I have always balanced and enriched my life as an epidemiologist with the practice of a wide spectrum of artistic media. When I encountered mosaic art, however, what started as a leisure pursuit evolved into a full time career.

I work closely with schools and temples creating unique, and personalized class gifts. Each kid gets to choose colors and names in the language of their preference. These gifts are available for kids all ages from age 0 to age 120, students, parents, staff, donors, etc.

I enjoy sharing my passion for mosaics by offering mosaic classes and, by facilitating mosaic community projects for people of all ages: school kids, college students, and adult groups. Mosaics are ideal for nursing home community enrichment activities, as a way to commemorate someone or a special occasion, for corporate team building events, and at countless additional occasions.

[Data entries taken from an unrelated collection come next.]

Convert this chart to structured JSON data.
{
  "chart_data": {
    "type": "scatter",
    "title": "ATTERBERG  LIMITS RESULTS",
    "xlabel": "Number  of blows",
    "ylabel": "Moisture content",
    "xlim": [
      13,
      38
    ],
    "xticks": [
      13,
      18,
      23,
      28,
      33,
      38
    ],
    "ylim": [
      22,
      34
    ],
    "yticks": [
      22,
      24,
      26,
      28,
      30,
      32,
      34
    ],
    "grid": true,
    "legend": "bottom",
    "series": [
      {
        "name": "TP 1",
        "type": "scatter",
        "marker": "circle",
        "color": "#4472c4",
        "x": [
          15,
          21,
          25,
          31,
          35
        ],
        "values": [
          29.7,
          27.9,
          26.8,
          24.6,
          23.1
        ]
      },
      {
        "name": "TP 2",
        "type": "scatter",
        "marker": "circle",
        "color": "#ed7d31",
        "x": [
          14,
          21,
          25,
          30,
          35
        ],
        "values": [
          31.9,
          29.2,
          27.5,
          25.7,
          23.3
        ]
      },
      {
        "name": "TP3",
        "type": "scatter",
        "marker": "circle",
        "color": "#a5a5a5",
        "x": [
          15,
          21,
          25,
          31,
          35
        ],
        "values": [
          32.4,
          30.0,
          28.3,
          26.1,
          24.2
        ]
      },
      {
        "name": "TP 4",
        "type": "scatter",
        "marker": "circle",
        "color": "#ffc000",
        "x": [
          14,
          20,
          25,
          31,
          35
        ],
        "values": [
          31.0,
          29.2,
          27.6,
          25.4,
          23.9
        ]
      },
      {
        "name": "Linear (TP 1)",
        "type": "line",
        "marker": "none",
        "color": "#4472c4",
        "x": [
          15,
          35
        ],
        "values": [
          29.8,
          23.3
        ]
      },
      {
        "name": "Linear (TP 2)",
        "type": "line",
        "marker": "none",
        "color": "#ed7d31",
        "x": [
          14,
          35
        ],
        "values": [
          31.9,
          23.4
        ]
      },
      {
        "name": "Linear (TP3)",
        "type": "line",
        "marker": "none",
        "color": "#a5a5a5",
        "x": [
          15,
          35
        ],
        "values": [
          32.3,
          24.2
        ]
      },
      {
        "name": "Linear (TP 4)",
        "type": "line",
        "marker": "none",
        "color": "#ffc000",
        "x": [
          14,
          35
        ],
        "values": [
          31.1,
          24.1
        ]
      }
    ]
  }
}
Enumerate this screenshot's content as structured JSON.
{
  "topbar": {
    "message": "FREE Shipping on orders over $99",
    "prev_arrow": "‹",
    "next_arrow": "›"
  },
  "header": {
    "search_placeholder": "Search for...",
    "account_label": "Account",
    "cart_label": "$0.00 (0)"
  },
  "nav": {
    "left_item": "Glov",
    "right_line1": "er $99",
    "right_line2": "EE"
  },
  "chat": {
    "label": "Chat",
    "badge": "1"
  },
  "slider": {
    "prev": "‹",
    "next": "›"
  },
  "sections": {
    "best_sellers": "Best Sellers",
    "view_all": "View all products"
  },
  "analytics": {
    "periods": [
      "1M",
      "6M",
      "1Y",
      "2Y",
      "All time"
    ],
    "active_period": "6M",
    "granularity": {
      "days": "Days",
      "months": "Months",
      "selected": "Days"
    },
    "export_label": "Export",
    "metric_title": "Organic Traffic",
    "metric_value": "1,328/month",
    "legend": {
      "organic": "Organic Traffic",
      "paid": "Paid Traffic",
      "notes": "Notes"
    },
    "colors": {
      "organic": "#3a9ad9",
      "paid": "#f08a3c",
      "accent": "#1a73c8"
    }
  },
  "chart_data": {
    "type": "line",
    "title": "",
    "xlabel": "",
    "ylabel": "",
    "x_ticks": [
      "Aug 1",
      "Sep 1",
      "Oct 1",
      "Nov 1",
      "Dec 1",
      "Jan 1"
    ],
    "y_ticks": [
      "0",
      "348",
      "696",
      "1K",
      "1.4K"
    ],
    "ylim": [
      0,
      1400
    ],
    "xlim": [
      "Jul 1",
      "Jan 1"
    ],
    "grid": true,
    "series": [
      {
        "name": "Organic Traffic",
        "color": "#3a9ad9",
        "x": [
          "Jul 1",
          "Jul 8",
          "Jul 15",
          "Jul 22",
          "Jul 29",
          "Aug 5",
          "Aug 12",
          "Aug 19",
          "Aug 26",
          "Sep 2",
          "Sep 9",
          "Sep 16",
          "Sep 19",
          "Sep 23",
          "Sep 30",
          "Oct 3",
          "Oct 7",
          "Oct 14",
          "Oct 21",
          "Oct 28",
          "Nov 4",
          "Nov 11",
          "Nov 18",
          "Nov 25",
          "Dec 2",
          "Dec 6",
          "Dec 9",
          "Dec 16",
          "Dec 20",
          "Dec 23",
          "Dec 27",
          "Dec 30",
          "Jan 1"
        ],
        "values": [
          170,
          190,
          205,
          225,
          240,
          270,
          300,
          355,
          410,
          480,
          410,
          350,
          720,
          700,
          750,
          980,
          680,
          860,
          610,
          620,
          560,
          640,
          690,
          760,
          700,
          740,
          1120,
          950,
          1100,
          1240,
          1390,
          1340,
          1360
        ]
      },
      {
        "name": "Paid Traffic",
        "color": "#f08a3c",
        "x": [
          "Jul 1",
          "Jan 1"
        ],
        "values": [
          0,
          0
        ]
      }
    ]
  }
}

My mosaic work includes clocks, wine holders, mirrors, Judaica, and many other items. My work shows how every little tile holds on to its own individuality but also maintains a special interconnectedness and even interdependence to the pieces surrounding it. This is particularly evident during the process of “grouting” when all the individual tiles come together to form one piece. This feeling gets more noteworthy when I re-use parts of peoples’ broken jewelry, computers, and other gadgetry and combine them with colorful glass tiles to create unconventional forms. Sometimes it seems like one tile is having a conversation with another…Sometimes they need a bit of space among them but when I smooth the edges of one or both of them, they can talk again, respect each other, and in fact, their differences, as in life, enrich the final mosaic product.

My mosaic work is a combination of glass and ceramic tiles with broken jewelry and parts of obsolete electronic devices that otherwise accumulate as trash. The resulting mosaic pieces seem to capture the high-tech mystic those electronic devices once had and they seek to celebrate the beauty of human differences through their unconventional and “chromatilistic” forms.